Treatment can be carried out by open resection of the aneurysm, followed by aortic prosthesis: under general anesthesia, the aneurysm is removed and the vessel site is replaced with a synthetic prosthesis. This treatment is aimed at preventing complications that threaten the life of the patient. Such operations are associated with some health risks, but in general, the prognosis of the operation is good.
Modern treatments
Aortic aneurysm arthroplasty is an alternative to abdominal surgery. Its implementation does not require general anesthesia, and is carried out through small punctures in the groin area. Through them, catheters are inserted, delivering the endoprosthesis to the dilated vessel. This mesh frame “turns off” the aneurysm from the bloodstream, making it almost impossible for it to rupture.
Recovery and rehabilitation after surgery takes less than a week, but requires constant monitoring and supervision by a doctor.
Prevention of abdominal aortic aneurysm in adults at home
Unfortunately, it is not always possible to prevent the development of an abdominal aortic aneurysm in adults. After all, age and genetic predisposition are uncontrollable risk factors. Nevertheless, some recommendations will help reduce the risks of its formation and complications:
- healthy and active lifestyle;
- adherence to the rules of healthy eating and a balanced diet;
- giving up bad habits: smoking, alcohol abuse;
- maintaining normal weight.
Popular questions and answers
Abdominal aortic aneurysm is a potentially fatal condition, which is why it is so important to identify it, manage it, and predict complications in a timely manner.

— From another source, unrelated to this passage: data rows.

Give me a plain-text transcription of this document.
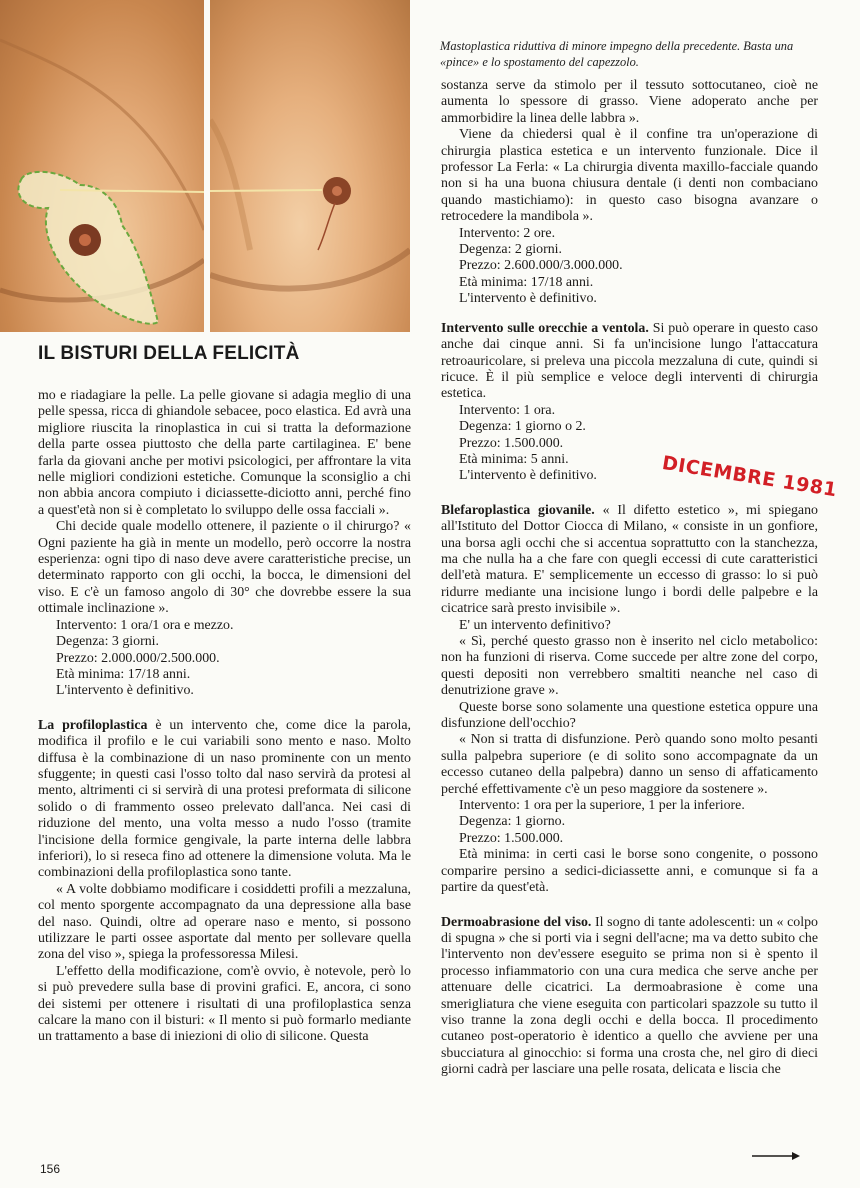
Mastoplastica riduttiva di minore impegno della precedente. Basta una «pince» e lo spostamento del capezzolo.
IL BISTURI DELLA FELICITÀ

mo e riadagiare la pelle. La pelle giovane si adagia meglio di una pelle spessa, ricca di ghiandole sebacee, poco elastica. Ed avrà una migliore riuscita la rinoplastica in cui si tratta la deformazione della parte ossea piuttosto che della parte cartilaginea. E' bene farla da giovani anche per motivi psicologici, per affrontare la vita nelle migliori condizioni estetiche. Comunque la sconsiglio a chi non abbia ancora compiuto i diciassette-diciotto anni, perché fino a quest'età non si è completato lo sviluppo delle ossa facciali ».

Chi decide quale modello ottenere, il paziente o il chirurgo? « Ogni paziente ha già in mente un modello, però occorre la nostra esperienza: ogni tipo di naso deve avere caratteristiche precise, un determinato rapporto con gli occhi, la bocca, le dimensioni del viso. E c'è un famoso angolo di 30° che dovrebbe essere la sua ottimale inclinazione ».

Intervento: 1 ora/1 ora e mezzo.
Degenza: 3 giorni.
Prezzo: 2.000.000/2.500.000.
Età minima: 17/18 anni.
L'intervento è definitivo.

La profiloplastica è un intervento che, come dice la parola, modifica il profilo e le cui variabili sono mento e naso. Molto diffusa è la combinazione di un naso prominente con un mento sfuggente; in questi casi l'osso tolto dal naso servirà da protesi al mento, altrimenti ci si servirà di una protesi preformata di silicone solido o di frammento osseo prelevato dall'anca. Nei casi di riduzione del mento, una volta messo a nudo l'osso (tramite l'incisione della formice gengivale, la parte interna delle labbra inferiori), lo si reseca fino ad ottenere la dimensione voluta. Ma le combinazioni della profiloplastica sono tante.

« A volte dobbiamo modificare i cosiddetti profili a mezzaluna, col mento sporgente accompagnato da una depressione alla base del naso. Quindi, oltre ad operare naso e mento, si possono utilizzare le parti ossee asportate dal mento per sollevare quella zona del viso », spiega la professoressa Milesi.

L'effetto della modificazione, com'è ovvio, è notevole, però lo si può prevedere sulla base di provini grafici. E, ancora, ci sono dei sistemi per ottenere i risultati di una profiloplastica senza calcare la mano con il bisturi: « Il mento si può formarlo mediante un trattamento a base di iniezioni di olio di silicone. Questa

sostanza serve da stimolo per il tessuto sottocutaneo, cioè ne aumenta lo spessore di grasso. Viene adoperato anche per ammorbidire la linea delle labbra ».

Viene da chiedersi qual è il confine tra un'operazione di chirurgia plastica estetica e un intervento funzionale. Dice il professor La Ferla: « La chirurgia diventa maxillo-facciale quando non si ha una buona chiusura dentale (i denti non combaciano quando mastichiamo): in questo caso bisogna avanzare o retrocedere la mandibola ».

Intervento: 2 ore.
Degenza: 2 giorni.
Prezzo: 2.600.000/3.000.000.
Età minima: 17/18 anni.
L'intervento è definitivo.

Intervento sulle orecchie a ventola. Si può operare in questo caso anche dai cinque anni. Si fa un'incisione lungo l'attaccatura retroauricolare, si preleva una piccola mezzaluna di cute, quindi si ricuce. È il più semplice e veloce degli interventi di chirurgia estetica.

Intervento: 1 ora.
Degenza: 1 giorno o 2.
Prezzo: 1.500.000.
Età minima: 5 anni.
L'intervento è definitivo.

Blefaroplastica giovanile. « Il difetto estetico », mi spiegano all'Istituto del Dottor Ciocca di Milano, « consiste in un gonfiore, una borsa agli occhi che si accentua soprattutto con la stanchezza, ma che nulla ha a che fare con quegli eccessi di cute caratteristici dell'età matura. E' semplicemente un eccesso di grasso: lo si può ridurre mediante una incisione lungo i bordi delle palpebre e la cicatrice sarà presto invisibile ».

E' un intervento definitivo?

« Sì, perché questo grasso non è inserito nel ciclo metabolico: non ha funzioni di riserva. Come succede per altre zone del corpo, questi depositi non verrebbero smaltiti neanche nel caso di denutrizione grave ».

Queste borse sono solamente una questione estetica oppure una disfunzione dell'occhio?

« Non si tratta di disfunzione. Però quando sono molto pesanti sulla palpebra superiore (e di solito sono accompagnate da un eccesso cutaneo della palpebra) danno un senso di affaticamento perché effettivamente c'è un peso maggiore da sostenere ».

Intervento: 1 ora per la superiore, 1 per la inferiore.
Degenza: 1 giorno.
Prezzo: 1.500.000.

Età minima: in certi casi le borse sono congenite, o possono comparire persino a sedici-diciassette anni, e comunque si fa a partire da quest'età.

Dermoabrasione del viso. Il sogno di tante adolescenti: un « colpo di spugna » che si porti via i segni dell'acne; ma va detto subito che l'intervento non dev'essere eseguito se prima non si è spento il processo infiammatorio con una cura medica che serve anche per attenuare delle cicatrici. La dermoabrasione è come una smerigliatura che viene eseguita con particolari spazzole su tutto il viso tranne la zona degli occhi e della bocca. Il procedimento cutaneo post-operatorio è identico a quello che avviene per una sbucciatura al ginocchio: si forma una crosta che, nel giro di dieci giorni cadrà per lasciare una pelle rosata, delicata e liscia che

DICEMBRE 1981
156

He told us about possible complications, alarming symptoms and treatment features general practitioner, endocrinologist, cardiologist Alexey Zhito.

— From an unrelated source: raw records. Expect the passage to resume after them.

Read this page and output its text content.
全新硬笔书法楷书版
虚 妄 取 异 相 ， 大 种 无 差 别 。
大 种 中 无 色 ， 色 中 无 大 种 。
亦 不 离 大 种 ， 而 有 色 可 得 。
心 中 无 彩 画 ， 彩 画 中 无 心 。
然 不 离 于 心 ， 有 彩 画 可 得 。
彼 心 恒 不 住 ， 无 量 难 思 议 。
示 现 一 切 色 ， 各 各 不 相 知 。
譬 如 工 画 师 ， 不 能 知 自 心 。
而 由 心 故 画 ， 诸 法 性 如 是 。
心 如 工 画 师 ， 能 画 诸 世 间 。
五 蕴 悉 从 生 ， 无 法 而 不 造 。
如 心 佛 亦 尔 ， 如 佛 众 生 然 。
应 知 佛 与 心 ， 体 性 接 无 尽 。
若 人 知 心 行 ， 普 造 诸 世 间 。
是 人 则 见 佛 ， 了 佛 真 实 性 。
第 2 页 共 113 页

Thrombosed aortic aneurysm. In the aneurysm, the blood flow is sharply disturbed, which creates conditions for thrombosis and this is a life-threatening condition. Thrombi from the aneurysm can “fly away” further along the bloodstream – into the vessels of the small pelvis, arteries of the lower extremities and cause an acute circulatory arrest, which can result, for example, in amputation of the leg. If the aneurysm is located above the outlet of the renal arteries from the aorta, then blood clots can also enter the renal arteries, and this can lead to acute circulatory disorders in the kidney – its infarction.

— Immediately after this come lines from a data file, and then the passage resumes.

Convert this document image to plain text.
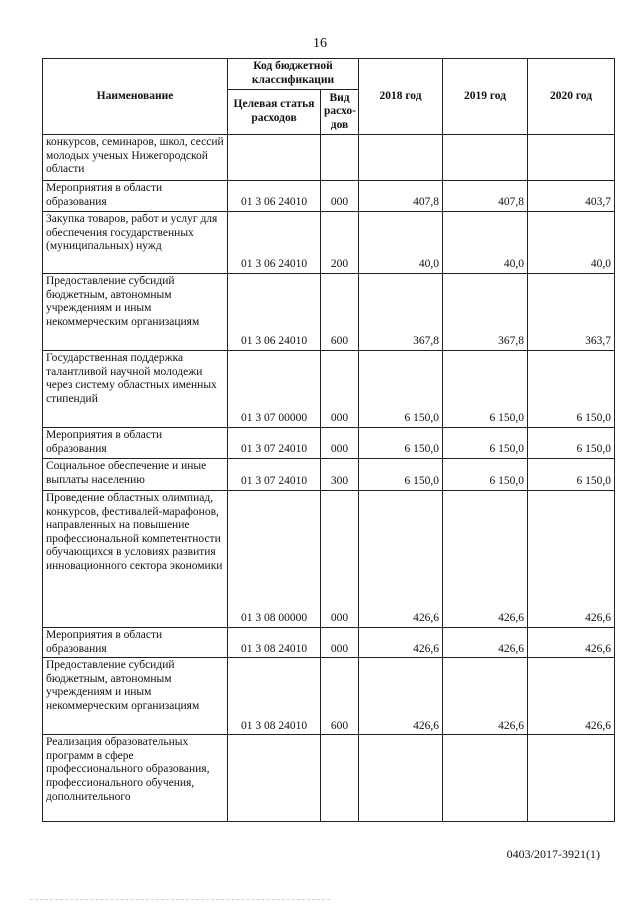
16
Наименование	Код бюджетной классификации		2018 год	2019 год	2020 год
	Целевая статья расходов	Вид расхо-дов			
конкурсов, семинаров, школ, сессий молодых ученых Нижегородской области					
Мероприятия в области образования	01 3 06 24010	000	407,8	407,8	403,7
Закупка товаров, работ и услуг для обеспечения государственных (муниципальных) нужд	01 3 06 24010	200	40,0	40,0	40,0
Предоставление субсидий бюджетным, автономным учреждениям и иным некоммерческим организациям	01 3 06 24010	600	367,8	367,8	363,7
Государственная поддержка талантливой научной молодежи через систему областных именных стипендий	01 3 07 00000	000	6 150,0	6 150,0	6 150,0
Мероприятия в области образования	01 3 07 24010	000	6 150,0	6 150,0	6 150,0
Социальное обеспечение и иные выплаты населению	01 3 07 24010	300	6 150,0	6 150,0	6 150,0
Проведение областных олимпиад, конкурсов, фестивалей-марафонов, направленных на повышение профессиональной компетентности обучающихся в условиях развития инновационного сектора экономики	01 3 08 00000	000	426,6	426,6	426,6
Мероприятия в области образования	01 3 08 24010	000	426,6	426,6	426,6
Предоставление субсидий бюджетным, автономным учреждениям и иным некоммерческим организациям	01 3 08 24010	600	426,6	426,6	426,6
Реализация образовательных программ в сфере профессионального образования, профессионального обучения, дополнительного					
0403/2017-3921(1)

Pronounced pain syndrome. If an aneurysm breaks down with dissection of its walls, the nerve endings in it will signal pain. The level of pain can be extremely severe and can be confused with acute appendicitis, gallstone disease, pancreatitis, and renal colic.
Compression Syndrome. If the aneurysm is large enough, it can begin to compress nearby organs and lead to completely different consequences and symptoms, for example, the ureter can be compressed and urine outflow is disturbed, in men, the veins that drain blood from the testicles and scrotum can be compressed and their swelling is possible.
Pulsation in the abdomen. If the aneurysm is large enough, then with each contraction of the heart, a pulse wave will be transmitted to the aneurysm, and it will pulsate. The patient will visually see a pulsation in the abdomen.
The main symptoms that may require emergency medical attention:
● pain in the abdomen, lower back, back (signs of impending rupture and dissection of the aneurysm);
● sharp pains and discoloration of one of the legs (possible signs of thrombosis of the artery of the lower limb);
● impurities of blood in the urine (this can be a kidney infarction);
● a sharp decrease in blood pressure, pallor of the skin, weakness, loss of consciousness (possible signs of aneurysm rupture and internal bleeding).
On the contrary, it is extremely important to listen to the recommendations of your doctor on the use of drugs to lower blood pressure (for patients with hypertension), cholesterol (for patients with dyslipidemia), normalize blood sugar levels (for patients with diabetes mellitus), quit smoking ( active and passive) and compliance with the schedule of examinations (for example, abdominal ultrasound).